ACM Multimedia 2022 Tutorial on
Multimedia Content Understanding in Harsh Environments
Overview
With the rapid development of multimedia technology, a large amount of multimedia data has rapidly emerged. The large amount of multimedia data facilitates new and innovative approaches, for example, multimedia content understanding. Multimedia content understanding is a key application for effective and efficient search, retrieval, delivery, management and sharing of multimedia content. Existing work shows that media understanding performs well in excellent environments, i.e., in good light, good weather, and with sufficient training samples. Harsh environments (e.g., fog, rain, snow, dark, low light, glare, blur, and low resolution) introduce challenges in visibility, analysis and understanding of visual data for real applications, such as autonomous cars and video surveillance systems. Despite the development of computing power and deep learning algorithms, the performance of current multimedia content understanding algorithms is still mainly benchmarked under high-quality environments (good weather, favorable lighting). Therefore, state-of-the-art methods often encounter a severe performance degradation under harsh environments.
In this tutorial, we introduce some key directions in the field of multimedia content understanding under harsh environments. This tutorial would be useful for the multimedia community, especially for multimedia content understanding task for the practical and open-set domain.

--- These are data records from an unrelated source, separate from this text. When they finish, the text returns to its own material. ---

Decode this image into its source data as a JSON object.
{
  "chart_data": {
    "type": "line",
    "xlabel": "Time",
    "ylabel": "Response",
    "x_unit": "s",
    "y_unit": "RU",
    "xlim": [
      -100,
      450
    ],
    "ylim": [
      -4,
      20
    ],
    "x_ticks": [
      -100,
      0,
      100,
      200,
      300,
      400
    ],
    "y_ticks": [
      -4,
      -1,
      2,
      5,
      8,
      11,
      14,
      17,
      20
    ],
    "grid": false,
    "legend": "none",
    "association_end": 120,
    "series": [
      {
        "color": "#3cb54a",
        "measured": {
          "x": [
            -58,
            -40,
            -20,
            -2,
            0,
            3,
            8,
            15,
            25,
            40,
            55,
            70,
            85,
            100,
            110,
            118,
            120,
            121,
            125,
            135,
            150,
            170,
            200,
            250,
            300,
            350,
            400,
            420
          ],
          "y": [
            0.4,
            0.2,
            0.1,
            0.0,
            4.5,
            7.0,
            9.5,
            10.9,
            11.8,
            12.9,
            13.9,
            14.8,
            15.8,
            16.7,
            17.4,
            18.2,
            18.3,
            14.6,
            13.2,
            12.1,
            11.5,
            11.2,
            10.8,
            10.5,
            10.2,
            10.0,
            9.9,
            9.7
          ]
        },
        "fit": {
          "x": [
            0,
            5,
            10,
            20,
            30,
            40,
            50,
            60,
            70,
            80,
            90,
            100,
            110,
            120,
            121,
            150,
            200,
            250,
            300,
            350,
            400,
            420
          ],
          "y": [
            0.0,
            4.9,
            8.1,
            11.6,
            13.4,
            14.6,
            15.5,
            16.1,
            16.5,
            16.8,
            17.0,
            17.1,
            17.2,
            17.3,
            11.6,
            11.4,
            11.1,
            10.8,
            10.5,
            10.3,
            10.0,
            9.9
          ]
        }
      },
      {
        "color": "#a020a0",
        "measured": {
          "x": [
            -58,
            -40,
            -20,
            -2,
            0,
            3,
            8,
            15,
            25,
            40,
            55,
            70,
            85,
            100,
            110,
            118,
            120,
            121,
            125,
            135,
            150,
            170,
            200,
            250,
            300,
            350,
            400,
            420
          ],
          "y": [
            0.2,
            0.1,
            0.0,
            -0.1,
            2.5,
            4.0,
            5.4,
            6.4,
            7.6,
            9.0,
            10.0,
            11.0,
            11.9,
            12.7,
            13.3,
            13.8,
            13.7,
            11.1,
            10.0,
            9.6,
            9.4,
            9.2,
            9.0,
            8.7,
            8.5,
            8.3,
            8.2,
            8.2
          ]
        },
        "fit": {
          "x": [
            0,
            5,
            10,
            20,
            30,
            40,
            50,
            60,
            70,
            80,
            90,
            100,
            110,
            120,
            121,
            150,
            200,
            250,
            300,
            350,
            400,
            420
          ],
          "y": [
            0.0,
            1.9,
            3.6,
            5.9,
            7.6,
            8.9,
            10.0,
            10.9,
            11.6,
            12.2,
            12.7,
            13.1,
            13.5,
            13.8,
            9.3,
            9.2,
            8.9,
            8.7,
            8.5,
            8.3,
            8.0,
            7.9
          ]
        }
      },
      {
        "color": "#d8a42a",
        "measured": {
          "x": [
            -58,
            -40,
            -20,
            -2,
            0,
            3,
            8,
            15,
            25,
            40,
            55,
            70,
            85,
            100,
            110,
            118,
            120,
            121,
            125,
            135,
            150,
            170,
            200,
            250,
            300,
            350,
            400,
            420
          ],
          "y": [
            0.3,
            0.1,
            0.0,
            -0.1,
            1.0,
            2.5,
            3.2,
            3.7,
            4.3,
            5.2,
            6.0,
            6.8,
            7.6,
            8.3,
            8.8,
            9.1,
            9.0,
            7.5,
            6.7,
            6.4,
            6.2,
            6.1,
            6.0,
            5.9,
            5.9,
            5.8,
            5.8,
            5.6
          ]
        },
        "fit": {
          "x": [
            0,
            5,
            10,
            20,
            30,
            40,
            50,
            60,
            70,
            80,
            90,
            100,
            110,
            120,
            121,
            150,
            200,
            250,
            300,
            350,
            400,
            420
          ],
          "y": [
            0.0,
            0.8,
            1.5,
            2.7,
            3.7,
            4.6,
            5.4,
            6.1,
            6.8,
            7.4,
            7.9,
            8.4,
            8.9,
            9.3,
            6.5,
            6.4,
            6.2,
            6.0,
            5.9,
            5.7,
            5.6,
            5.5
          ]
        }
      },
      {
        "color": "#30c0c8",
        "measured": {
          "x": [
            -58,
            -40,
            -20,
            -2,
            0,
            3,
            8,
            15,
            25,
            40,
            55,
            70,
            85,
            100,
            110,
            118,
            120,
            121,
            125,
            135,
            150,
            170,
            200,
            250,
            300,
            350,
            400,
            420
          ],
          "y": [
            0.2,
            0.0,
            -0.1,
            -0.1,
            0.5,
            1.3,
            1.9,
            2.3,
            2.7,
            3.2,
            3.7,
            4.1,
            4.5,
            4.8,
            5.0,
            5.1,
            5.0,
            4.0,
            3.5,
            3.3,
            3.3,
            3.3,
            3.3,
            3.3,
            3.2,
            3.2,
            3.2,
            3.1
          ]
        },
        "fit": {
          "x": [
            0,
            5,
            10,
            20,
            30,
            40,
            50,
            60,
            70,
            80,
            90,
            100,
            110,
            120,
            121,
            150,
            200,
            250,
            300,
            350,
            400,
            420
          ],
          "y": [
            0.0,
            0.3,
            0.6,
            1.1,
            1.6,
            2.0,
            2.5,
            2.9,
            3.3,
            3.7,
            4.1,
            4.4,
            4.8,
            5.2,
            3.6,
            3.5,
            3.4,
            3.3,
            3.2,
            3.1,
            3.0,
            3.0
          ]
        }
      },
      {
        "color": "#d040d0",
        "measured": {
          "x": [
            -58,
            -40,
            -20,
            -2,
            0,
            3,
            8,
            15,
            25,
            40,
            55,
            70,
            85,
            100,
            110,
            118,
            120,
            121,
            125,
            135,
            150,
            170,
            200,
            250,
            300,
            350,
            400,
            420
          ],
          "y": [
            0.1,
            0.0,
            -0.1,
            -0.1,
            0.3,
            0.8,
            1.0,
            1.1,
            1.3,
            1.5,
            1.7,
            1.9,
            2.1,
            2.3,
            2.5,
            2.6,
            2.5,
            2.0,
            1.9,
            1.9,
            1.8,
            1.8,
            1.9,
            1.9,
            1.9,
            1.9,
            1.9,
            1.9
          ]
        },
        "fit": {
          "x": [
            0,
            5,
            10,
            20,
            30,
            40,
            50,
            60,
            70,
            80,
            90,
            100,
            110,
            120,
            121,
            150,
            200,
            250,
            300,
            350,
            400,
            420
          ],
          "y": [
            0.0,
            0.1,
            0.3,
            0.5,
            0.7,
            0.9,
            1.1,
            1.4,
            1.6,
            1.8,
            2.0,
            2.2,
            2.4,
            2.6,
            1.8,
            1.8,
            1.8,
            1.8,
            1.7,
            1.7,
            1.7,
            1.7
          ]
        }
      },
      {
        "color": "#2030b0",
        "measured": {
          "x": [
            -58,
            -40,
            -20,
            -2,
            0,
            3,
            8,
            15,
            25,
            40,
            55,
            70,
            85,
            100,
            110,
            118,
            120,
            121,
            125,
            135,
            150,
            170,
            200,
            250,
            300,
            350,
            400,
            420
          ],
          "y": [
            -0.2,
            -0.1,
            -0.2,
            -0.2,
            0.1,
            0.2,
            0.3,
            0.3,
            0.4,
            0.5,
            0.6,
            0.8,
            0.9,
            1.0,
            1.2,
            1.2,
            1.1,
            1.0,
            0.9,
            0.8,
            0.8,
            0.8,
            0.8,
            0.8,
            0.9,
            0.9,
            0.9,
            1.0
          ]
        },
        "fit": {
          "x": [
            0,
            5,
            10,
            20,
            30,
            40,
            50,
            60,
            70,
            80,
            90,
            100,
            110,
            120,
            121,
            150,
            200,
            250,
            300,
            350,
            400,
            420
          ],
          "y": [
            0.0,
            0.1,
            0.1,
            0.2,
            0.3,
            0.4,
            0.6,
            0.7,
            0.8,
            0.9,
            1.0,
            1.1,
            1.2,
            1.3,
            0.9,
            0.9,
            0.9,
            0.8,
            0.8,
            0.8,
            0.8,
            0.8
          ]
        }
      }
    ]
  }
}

This tutorial covers several important components of multimedia content understanding in harsh environments. First, we will introduce some multimedia enhancement methods, including image deraining, dehazing and low-light enhancement, and demonstrate their performances in down-stream vision tasks, such as object detection and segmentation. Second, we will present recent advances on 2D and 3D visual scene understanding, and describe how deep learning and visual big data are significantly driving research and development in this domain. Third, we will introduce strategies to estimate the prediction uncertainty during training to rectify the pseudo label learning for unsupervised semantic segmentation adaptation. Finally, we will give a brief summary and show some typical applications and some trends in this task.